Why Tau changes the scoreboard, not just the score
The Tau Scaling Law's strategic move is redefining what "better" means in silicon. For sixty years the industry has chased Moore's Law — more transistors per mm² as features shrink. Huawei's τ proposal pivots the optimization target to the resistance-capacitance time constant of signals propagating across a chip, measured across picosecond-to-second scales, and treats geometry as just one of many levers to pull on it [1][7]. If the metric of progress is signal delay rather than transistor pitch, then 3D stacking, novel materials, and architectural tricks all become first-class scaling techniques rather than workarounds for a missing EUV machine.

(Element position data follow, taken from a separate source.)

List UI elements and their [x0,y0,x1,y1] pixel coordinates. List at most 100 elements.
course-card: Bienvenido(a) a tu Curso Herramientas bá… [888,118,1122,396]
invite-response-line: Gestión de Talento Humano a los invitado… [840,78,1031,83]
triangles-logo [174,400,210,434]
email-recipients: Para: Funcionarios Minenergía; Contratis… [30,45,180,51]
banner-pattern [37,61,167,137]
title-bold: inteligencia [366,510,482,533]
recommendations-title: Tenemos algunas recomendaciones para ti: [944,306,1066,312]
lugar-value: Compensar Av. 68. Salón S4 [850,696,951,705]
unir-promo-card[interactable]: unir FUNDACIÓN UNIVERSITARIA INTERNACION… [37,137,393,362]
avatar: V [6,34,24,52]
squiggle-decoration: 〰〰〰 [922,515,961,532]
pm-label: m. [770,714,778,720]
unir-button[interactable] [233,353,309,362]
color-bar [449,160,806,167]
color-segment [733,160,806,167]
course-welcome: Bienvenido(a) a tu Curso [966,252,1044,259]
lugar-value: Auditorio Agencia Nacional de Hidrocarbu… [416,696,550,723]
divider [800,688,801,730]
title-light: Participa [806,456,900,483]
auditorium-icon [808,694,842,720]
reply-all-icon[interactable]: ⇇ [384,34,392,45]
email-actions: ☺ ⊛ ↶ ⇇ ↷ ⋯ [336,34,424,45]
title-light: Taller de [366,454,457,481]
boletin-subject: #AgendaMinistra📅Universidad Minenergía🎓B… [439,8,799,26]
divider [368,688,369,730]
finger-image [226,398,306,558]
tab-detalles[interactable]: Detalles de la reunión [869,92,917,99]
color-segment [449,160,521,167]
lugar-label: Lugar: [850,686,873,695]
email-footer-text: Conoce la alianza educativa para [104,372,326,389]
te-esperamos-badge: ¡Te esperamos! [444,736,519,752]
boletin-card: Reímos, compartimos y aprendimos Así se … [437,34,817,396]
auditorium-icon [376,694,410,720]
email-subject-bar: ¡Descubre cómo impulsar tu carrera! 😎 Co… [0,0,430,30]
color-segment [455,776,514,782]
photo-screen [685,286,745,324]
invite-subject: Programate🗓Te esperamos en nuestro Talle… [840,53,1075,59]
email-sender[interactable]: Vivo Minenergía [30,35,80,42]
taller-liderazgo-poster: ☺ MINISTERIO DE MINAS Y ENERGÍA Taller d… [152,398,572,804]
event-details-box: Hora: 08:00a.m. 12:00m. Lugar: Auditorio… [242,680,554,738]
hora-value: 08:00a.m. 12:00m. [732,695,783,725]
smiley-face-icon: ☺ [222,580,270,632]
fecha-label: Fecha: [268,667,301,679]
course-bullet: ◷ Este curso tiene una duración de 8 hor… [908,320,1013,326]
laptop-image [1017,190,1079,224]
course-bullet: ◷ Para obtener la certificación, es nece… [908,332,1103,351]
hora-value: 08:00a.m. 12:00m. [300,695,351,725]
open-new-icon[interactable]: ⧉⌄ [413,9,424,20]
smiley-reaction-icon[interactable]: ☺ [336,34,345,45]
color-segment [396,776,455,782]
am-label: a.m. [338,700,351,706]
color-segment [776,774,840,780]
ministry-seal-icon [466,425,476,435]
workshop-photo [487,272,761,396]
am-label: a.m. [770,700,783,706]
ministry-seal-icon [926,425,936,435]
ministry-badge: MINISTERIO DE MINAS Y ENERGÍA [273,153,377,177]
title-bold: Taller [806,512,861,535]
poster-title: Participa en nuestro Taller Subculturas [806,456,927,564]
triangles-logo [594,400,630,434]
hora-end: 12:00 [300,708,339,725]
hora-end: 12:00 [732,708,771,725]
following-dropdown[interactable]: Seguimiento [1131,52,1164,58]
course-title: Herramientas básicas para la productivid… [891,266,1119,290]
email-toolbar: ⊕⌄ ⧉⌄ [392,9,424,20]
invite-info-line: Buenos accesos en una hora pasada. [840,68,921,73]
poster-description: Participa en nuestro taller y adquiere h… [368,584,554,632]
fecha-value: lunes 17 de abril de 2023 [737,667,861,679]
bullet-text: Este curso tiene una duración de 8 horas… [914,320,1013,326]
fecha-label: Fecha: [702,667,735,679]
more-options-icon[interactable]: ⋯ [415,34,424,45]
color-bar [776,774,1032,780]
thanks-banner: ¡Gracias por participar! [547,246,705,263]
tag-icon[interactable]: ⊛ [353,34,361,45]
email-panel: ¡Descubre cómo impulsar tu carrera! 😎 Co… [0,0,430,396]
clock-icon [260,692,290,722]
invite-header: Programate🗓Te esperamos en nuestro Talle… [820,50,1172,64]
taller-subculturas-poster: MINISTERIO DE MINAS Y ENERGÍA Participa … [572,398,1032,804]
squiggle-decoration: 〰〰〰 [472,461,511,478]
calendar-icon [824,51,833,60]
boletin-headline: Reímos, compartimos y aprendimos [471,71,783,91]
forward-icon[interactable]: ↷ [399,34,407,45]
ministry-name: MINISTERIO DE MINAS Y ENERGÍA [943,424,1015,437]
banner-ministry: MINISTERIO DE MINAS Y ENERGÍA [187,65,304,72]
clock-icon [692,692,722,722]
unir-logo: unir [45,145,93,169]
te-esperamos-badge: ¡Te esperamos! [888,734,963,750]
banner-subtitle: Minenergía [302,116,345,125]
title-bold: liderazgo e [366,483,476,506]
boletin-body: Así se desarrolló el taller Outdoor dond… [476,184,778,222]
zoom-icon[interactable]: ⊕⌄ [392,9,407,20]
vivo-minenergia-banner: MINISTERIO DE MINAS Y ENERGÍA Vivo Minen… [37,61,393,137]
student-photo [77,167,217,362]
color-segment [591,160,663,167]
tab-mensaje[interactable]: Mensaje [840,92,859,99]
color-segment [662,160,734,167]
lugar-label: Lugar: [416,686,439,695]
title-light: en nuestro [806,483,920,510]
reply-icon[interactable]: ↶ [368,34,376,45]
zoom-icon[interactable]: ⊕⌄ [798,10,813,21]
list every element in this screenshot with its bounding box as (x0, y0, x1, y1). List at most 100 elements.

Futurum's Brendan Burke calls τ "the most theoretically coherent post-Moore framing yet," precisely because it gives a unified yardstick for benefits that Moore's Law has no language to compare [4]. The political subtext is sharper: a firm cut off from EUV cannot win a transistor-shrink race, but it can credibly try to win a time-domain race — and the sell-side has started reading the move as the practical end of Moore's Law for Chinese chipmakers.

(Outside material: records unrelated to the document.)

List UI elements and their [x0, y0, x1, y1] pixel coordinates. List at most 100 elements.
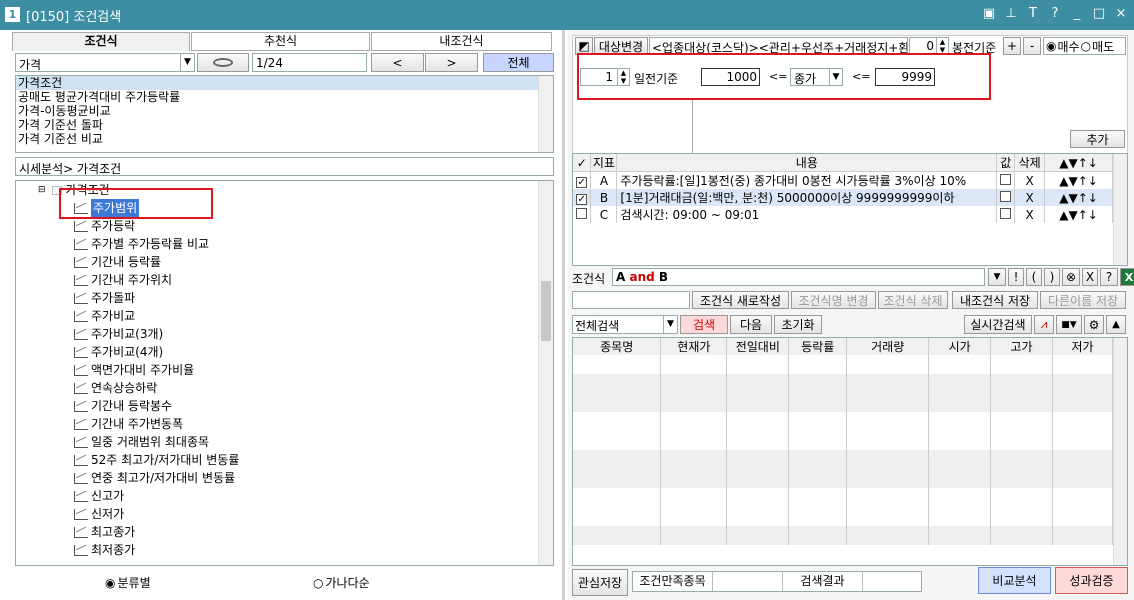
table-row[interactable]: [573, 469, 1113, 488]
xor-button[interactable]: ⊗: [1062, 268, 1080, 286]
excel-icon[interactable]: X: [1120, 268, 1134, 286]
buy-sell-toggle[interactable]: ◉ 매수 ○ 매도: [1043, 37, 1126, 55]
tree-item[interactable]: 주가돌파: [74, 289, 239, 307]
not-button[interactable]: !: [1008, 268, 1024, 286]
row-checkbox[interactable]: ✓: [576, 193, 588, 205]
tree-item[interactable]: 주가별 주가등락률 비교: [74, 235, 239, 253]
help-button[interactable]: ?: [1100, 268, 1118, 286]
grid-scrollbar[interactable]: [1113, 154, 1127, 265]
add-button[interactable]: 추가: [1070, 130, 1125, 148]
list-item[interactable]: 공매도 평균가격대비 주가등락률: [16, 90, 553, 104]
collapse-up-icon[interactable]: ▲: [1106, 315, 1126, 334]
tree-item[interactable]: 연중 최고가/저가대비 변동률: [74, 469, 239, 487]
tree-item[interactable]: 기간내 등락봉수: [74, 397, 239, 415]
next-result-button[interactable]: 다음: [730, 315, 772, 334]
chevron-down-icon[interactable]: ▼: [988, 268, 1006, 286]
save-as-button[interactable]: 다른이름 저장: [1040, 291, 1126, 309]
chart-icon[interactable]: ⩘: [1034, 315, 1054, 334]
pin-icon[interactable]: ⊥: [1004, 6, 1018, 21]
rename-condition-button[interactable]: 조건식명 변경: [791, 291, 876, 309]
tree-item[interactable]: 주가비교(3개): [74, 325, 239, 343]
tree-item[interactable]: 주가등락: [74, 217, 239, 235]
result-scrollbar[interactable]: [1113, 338, 1127, 565]
table-row[interactable]: [573, 355, 1113, 374]
tab-recommend[interactable]: 추천식: [191, 32, 370, 51]
font-icon[interactable]: T: [1026, 6, 1040, 21]
list-item[interactable]: 가격 기준선 돌파: [16, 118, 553, 132]
help-icon[interactable]: ?: [1048, 6, 1062, 21]
move-arrows[interactable]: ▲▼↑↓: [1044, 189, 1113, 206]
tree-item[interactable]: 52주 최고가/저가대비 변동률: [74, 451, 239, 469]
list-item[interactable]: 가격 기준선 비교: [16, 132, 553, 146]
table-row[interactable]: [573, 507, 1113, 526]
table-row[interactable]: [573, 374, 1113, 393]
search-input[interactable]: 가격 ▼: [15, 53, 195, 72]
minimize-icon[interactable]: _: [1070, 6, 1084, 21]
radio-alpha[interactable]: ○ 가나다순: [313, 574, 370, 591]
display-toggle-icon[interactable]: ■▼: [1056, 315, 1082, 334]
maximize-icon[interactable]: □: [1092, 6, 1106, 21]
reset-button[interactable]: 초기화: [774, 315, 822, 334]
tree-item[interactable]: 주가비교: [74, 307, 239, 325]
minus-button[interactable]: -: [1023, 37, 1041, 55]
table-row[interactable]: [573, 526, 1113, 545]
table-row[interactable]: [573, 412, 1113, 431]
scrollbar[interactable]: [538, 76, 553, 152]
table-row[interactable]: ✓ B [1분]거래대금(일:백만, 분:천) 5000000이상 999999…: [573, 189, 1113, 206]
close-icon[interactable]: ×: [1114, 6, 1128, 21]
delete-condition-button[interactable]: 조건식 삭제: [878, 291, 948, 309]
tab-my-condition[interactable]: 내조건식: [371, 32, 552, 51]
row-content[interactable]: 검색시간: 09:00 ~ 09:01: [616, 206, 998, 223]
move-arrows[interactable]: ▲▼↑↓: [1044, 171, 1113, 189]
compare-analysis-button[interactable]: 비교분석: [978, 567, 1051, 594]
list-item[interactable]: 가격조건: [16, 76, 553, 90]
delete-expr-button[interactable]: X: [1082, 268, 1098, 286]
collapse-icon[interactable]: ⊟: [38, 181, 46, 199]
tree-item[interactable]: 최저종가: [74, 541, 239, 559]
value-checkbox[interactable]: [1000, 207, 1012, 219]
chevron-down-icon[interactable]: ▼: [663, 316, 677, 333]
table-row[interactable]: [573, 488, 1113, 507]
row-checkbox[interactable]: [576, 207, 588, 219]
prev-button[interactable]: <: [371, 53, 424, 72]
search-type-select[interactable]: 전체검색 ▼: [572, 315, 678, 334]
table-row[interactable]: ✓ A 주가등락률:[일]1봉전(중) 종가대비 0봉전 시가등락률 3%이상 …: [573, 171, 1113, 189]
tab-condition[interactable]: 조건식: [12, 32, 190, 51]
tree-item[interactable]: 일중 거래범위 최대종목: [74, 433, 239, 451]
row-content[interactable]: 주가등락률:[일]1봉전(중) 종가대비 0봉전 시가등락률 3%이상 10%: [616, 171, 998, 189]
table-row[interactable]: [573, 450, 1113, 469]
tree-item[interactable]: 액면가대비 주가비율: [74, 361, 239, 379]
check-all-icon[interactable]: ✓: [573, 154, 592, 172]
condition-name-input[interactable]: [572, 291, 690, 309]
tree-item[interactable]: 신고가: [74, 487, 239, 505]
delete-button[interactable]: X: [1014, 206, 1046, 223]
tree-item[interactable]: 연속상승하락: [74, 379, 239, 397]
scroll-thumb[interactable]: [541, 281, 551, 341]
search-button[interactable]: [197, 53, 249, 72]
table-row[interactable]: [573, 431, 1113, 450]
row-content[interactable]: [1분]거래대금(일:백만, 분:천) 5000000이상 9999999999…: [616, 189, 998, 206]
delete-button[interactable]: X: [1014, 171, 1046, 189]
move-arrows[interactable]: ▲▼↑↓: [1044, 206, 1113, 223]
tree-item[interactable]: 신저가: [74, 505, 239, 523]
tree-item[interactable]: 기간내 주가변동폭: [74, 415, 239, 433]
tree-item[interactable]: 최고종가: [74, 523, 239, 541]
open-paren-button[interactable]: (: [1026, 268, 1042, 286]
gear-icon[interactable]: ⚙: [1084, 315, 1104, 334]
realtime-search-button[interactable]: 실시간검색: [964, 315, 1032, 334]
all-button[interactable]: 전체: [483, 53, 554, 72]
table-row[interactable]: C 검색시간: 09:00 ~ 09:01 X ▲▼↑↓: [573, 206, 1113, 223]
value-checkbox[interactable]: [1000, 173, 1012, 185]
value-checkbox[interactable]: [1000, 190, 1012, 202]
delete-button[interactable]: X: [1014, 189, 1046, 206]
search-run-button[interactable]: 검색: [680, 315, 728, 334]
save-my-condition-button[interactable]: 내조건식 저장: [952, 291, 1038, 309]
list-item[interactable]: 가격-이동평균비교: [16, 104, 553, 118]
tree-item[interactable]: 주가비교(4개): [74, 343, 239, 361]
tree-scrollbar[interactable]: [538, 181, 553, 565]
restore-icon[interactable]: ▣: [982, 6, 996, 21]
table-row[interactable]: [573, 393, 1113, 412]
expression-input[interactable]: A and B: [612, 268, 985, 286]
performance-verify-button[interactable]: 성과검증: [1055, 567, 1128, 594]
chevron-down-icon[interactable]: ▼: [180, 54, 194, 71]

What tau actually is: τ = R×C, the time constant of a wire under load, in plain terms how long a signal takes to settle from one logic state to the next. Shrink the transistor and you do shorten one part of that delay, but in modern SoCs the interconnect (wire) contribution dominates. Optimizing τ directly forces designers to think about wire length, capacitance, and routing congestion as first-order metrics — places where EUV gives you little advantage anyway.